Connection Management
因為多次建立 HTTP Connection 會產生過多不必要的 Overdead,需要提供 connection management 機制,re-use connection 執行多個 requests。HttpClient 支援 connection persistence 機制。
HttpClient 可經過多個 hops 的 routes,建立 connection,或是直接連到 target host,區分三種不同的 route: plain, tunneled and layered。
plain routes 是直接連接目標 host,或是透過唯一一個 proxy 建立連線
tunneled routes: 連接到一個 proxy,並透過多個 proxies 的 tunnel 連接到 host
layered routes: 在既有的 connection 上以 layering a procotol 建立連線,這種方式能用在 tunnel 或是沒有透過 proxy 的直接連線。
Route Computation
RouteInfo interface 儲存既定路由(一或多個 steps/hops)的資訊。HttpRoute 實作了 RouteInfo,是 immutable 不能被修改,HttpTracker 是 mutable RouteInfo 實作,在 HttpClient 內部被使用,用來追蹤到目標 host 的 hops,HttpTracker 會在到達下一個 hop 時被更新。
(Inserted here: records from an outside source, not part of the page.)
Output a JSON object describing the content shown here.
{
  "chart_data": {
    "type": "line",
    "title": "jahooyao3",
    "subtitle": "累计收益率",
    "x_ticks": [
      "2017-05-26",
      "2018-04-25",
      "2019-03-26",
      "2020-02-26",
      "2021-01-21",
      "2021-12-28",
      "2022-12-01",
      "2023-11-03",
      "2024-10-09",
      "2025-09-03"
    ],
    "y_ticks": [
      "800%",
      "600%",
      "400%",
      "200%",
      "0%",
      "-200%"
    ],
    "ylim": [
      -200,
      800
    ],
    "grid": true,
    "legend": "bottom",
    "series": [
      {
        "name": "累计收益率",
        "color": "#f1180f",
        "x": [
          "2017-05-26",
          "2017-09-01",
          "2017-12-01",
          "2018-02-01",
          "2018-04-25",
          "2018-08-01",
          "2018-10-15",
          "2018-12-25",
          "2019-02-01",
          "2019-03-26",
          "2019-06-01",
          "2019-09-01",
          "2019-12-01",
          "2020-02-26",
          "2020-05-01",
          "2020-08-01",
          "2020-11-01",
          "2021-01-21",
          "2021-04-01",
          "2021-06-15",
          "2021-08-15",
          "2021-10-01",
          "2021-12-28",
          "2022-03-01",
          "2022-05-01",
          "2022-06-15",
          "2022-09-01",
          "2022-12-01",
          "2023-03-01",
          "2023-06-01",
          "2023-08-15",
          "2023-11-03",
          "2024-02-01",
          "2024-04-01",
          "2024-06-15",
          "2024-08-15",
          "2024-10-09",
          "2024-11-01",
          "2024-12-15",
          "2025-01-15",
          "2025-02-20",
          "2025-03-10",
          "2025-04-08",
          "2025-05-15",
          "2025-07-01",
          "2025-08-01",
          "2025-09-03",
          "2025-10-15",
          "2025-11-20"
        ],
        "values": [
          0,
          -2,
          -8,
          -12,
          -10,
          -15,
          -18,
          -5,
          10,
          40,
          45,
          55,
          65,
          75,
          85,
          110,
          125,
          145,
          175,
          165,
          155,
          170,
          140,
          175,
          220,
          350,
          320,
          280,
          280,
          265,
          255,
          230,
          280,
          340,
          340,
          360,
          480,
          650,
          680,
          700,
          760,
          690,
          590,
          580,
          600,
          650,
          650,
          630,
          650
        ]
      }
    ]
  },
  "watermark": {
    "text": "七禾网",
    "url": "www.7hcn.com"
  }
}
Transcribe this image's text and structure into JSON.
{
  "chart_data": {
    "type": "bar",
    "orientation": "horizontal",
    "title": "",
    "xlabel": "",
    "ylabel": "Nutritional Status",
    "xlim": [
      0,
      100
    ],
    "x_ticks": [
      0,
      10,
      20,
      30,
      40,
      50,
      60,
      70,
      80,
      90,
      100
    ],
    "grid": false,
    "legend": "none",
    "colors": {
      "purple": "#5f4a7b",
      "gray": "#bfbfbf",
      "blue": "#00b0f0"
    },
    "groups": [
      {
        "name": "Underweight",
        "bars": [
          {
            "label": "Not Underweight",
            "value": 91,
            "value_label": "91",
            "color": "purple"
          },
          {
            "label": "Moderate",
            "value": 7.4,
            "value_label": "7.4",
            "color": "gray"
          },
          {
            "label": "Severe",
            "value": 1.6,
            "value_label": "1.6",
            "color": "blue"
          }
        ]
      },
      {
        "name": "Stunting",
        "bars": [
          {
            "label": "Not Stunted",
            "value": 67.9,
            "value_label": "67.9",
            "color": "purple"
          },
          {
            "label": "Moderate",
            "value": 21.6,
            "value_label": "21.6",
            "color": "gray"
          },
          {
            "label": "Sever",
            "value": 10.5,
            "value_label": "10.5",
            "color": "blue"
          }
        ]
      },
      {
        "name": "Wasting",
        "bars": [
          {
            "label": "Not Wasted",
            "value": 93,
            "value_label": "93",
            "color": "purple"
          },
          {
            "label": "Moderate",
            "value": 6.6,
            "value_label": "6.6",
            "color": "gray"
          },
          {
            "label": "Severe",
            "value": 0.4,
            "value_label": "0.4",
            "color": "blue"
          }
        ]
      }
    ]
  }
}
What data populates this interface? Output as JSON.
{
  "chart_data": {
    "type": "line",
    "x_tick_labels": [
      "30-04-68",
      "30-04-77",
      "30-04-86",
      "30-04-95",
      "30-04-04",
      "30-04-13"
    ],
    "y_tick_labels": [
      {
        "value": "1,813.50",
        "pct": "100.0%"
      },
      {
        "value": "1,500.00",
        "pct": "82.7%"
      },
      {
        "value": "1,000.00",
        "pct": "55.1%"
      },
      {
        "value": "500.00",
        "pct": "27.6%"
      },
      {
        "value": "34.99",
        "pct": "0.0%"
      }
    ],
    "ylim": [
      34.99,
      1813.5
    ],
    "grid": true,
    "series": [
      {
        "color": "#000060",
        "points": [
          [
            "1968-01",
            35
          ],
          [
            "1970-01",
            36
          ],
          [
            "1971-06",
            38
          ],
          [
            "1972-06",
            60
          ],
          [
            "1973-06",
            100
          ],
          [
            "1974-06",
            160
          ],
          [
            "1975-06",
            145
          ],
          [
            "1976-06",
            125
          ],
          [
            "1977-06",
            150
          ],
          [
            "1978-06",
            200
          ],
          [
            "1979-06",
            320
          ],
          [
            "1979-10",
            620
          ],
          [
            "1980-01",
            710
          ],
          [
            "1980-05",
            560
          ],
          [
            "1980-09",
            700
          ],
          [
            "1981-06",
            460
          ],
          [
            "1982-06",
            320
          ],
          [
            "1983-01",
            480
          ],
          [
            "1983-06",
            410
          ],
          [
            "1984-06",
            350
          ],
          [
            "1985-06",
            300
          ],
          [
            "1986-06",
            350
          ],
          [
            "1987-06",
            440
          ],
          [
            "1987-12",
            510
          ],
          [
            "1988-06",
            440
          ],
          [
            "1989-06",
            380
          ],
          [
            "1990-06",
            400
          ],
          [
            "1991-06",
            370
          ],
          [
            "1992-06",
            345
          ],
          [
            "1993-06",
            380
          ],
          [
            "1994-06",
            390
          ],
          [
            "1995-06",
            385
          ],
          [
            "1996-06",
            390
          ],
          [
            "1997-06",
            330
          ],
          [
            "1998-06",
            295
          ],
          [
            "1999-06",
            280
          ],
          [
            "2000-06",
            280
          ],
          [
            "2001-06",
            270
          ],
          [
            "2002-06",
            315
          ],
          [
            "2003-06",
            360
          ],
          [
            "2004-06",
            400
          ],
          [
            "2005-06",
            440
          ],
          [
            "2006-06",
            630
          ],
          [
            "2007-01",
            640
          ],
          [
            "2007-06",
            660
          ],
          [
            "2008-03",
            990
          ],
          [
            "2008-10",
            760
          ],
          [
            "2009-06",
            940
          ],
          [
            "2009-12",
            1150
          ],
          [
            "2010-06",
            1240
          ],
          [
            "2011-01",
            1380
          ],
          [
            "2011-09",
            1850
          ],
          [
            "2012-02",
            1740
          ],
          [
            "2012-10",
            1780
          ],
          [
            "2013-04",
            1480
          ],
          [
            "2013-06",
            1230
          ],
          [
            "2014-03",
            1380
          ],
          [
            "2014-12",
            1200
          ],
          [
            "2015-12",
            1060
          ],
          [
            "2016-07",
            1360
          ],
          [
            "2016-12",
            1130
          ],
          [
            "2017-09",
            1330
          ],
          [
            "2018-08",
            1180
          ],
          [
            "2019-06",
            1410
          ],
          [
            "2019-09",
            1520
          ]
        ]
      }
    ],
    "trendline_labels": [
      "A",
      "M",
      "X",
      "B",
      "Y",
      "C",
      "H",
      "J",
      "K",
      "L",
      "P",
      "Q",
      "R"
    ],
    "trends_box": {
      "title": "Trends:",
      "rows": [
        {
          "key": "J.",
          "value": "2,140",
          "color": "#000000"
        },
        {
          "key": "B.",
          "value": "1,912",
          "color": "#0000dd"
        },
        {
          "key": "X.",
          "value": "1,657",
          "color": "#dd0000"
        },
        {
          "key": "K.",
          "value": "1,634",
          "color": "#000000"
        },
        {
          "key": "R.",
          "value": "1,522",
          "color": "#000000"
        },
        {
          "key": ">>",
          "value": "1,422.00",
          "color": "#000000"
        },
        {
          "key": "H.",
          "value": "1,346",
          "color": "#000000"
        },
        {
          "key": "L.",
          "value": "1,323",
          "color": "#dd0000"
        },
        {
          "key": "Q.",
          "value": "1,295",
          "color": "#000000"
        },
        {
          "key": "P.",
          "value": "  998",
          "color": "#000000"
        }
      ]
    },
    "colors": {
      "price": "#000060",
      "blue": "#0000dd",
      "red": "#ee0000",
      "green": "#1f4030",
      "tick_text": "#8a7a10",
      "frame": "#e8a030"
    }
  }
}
HttpRouteDirector 是用來計算 route 的下一個步驟的 helper class。
HttpRoutePlanner 是在 context 計算 route 的 interface,目前有兩個 implementations:
SystemDefaultRoutePlanner 利用 java.net.ProxySelector 實作的,預設會取得 JVM 的 proxy 設定(由 system properties 或是 browser 取得)。
DefaultProxyRoutePlanner 不透過 system property 或 browser 取得 proxy 設定,他會固定使用某一個 default proxy。
HTTPS 是透過 SSL/TLS protocol 在上面疊加 HTTP transport security。HTTP transport 也就是透過 layered over SSL/TLS connection。
Connection managers
HTTP connection 一次只能讓一個 thread 使用,HttpClient 透過實作了 HttpClientConnectionManager 介面的 HTTP connetion manager 管理 HTTP connection。Connection manager 作為產生新 HTTP connection 的 factory,管理 persistent connection 的 life cycle,確保一次只有一個 thread 使用該 connection。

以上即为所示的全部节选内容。